A potential way to have hidden functionality is by adding a command line to the robot. This is how Basilisk 2000 deals with this problem. Now instead of needing an upgrade, you just need to know the magic word.

This wouldn’t necessarily rule out having upgrades either. The upgrades could instead be a more discover-able or more convenient way of using the commands.

Camera

This one draws a bit more from my day job. We use a camera as a part of a measurement system so I’ve needed to learn and implement techniques for reducing noise in the output images. I wanted to put some of that into the game.

Making this an actual puzzle instead just “Scientific Camera Simulator 3000” requires a bit more thought, but I have a couple ideas:

As for the hurdles the player would have to overcome:

Download Speed

To prevent some of the puzzles from being trivially brute forced, I decided to make the images take a while to “download”. While the image is already stored on the robot, seeing it in the remote control interface requires downloading it over an agonizingly slow connection. This also puts more importance on the NavMind, as such a slow frame rate would make navigating using only the camera impossible.
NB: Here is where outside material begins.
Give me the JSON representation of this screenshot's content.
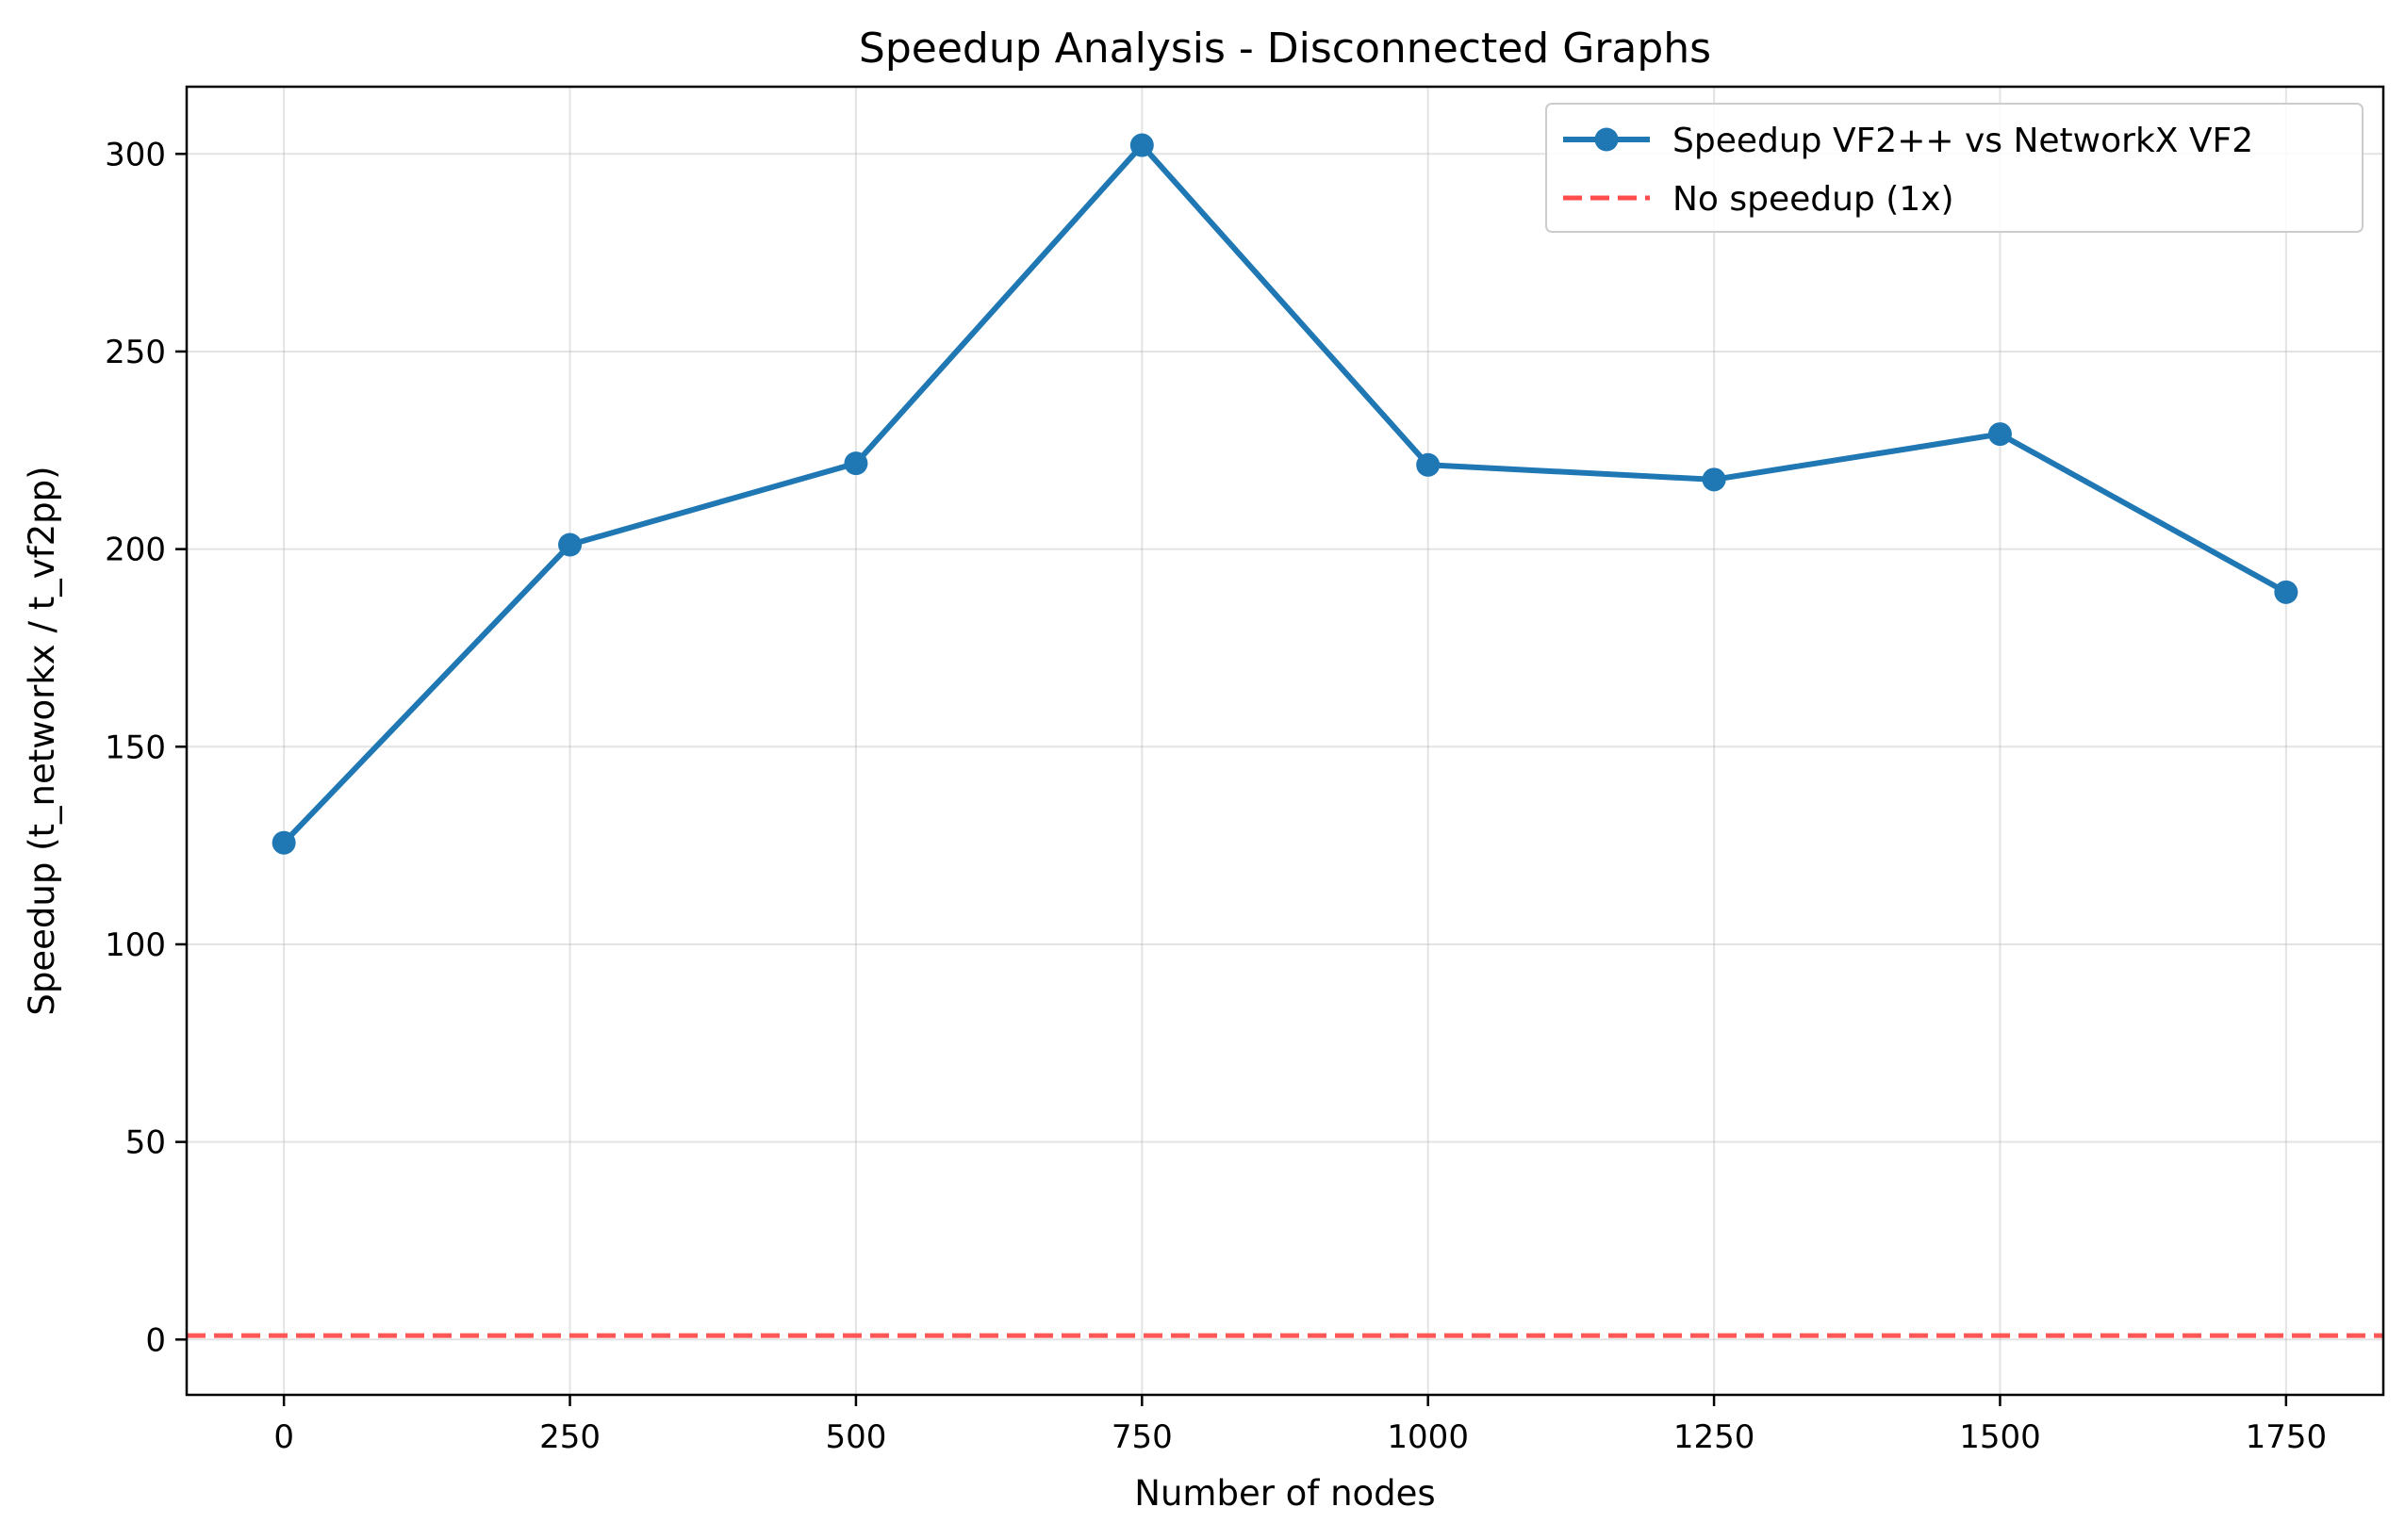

I did also have the idea to add a compression software upgrade that improves the download speed somewhat.

Signal Processing

This is less thought out, but given the slow connection mechanic, perhaps it would make sense to introduce reports that take less time to download? It would depend on the puzzle, but one of the key concepts is that it’s not the robot or user interface that is slow, it’s the connection between them.

The puzzle here might be in learning to understand how to read these plots of data, and when to use them.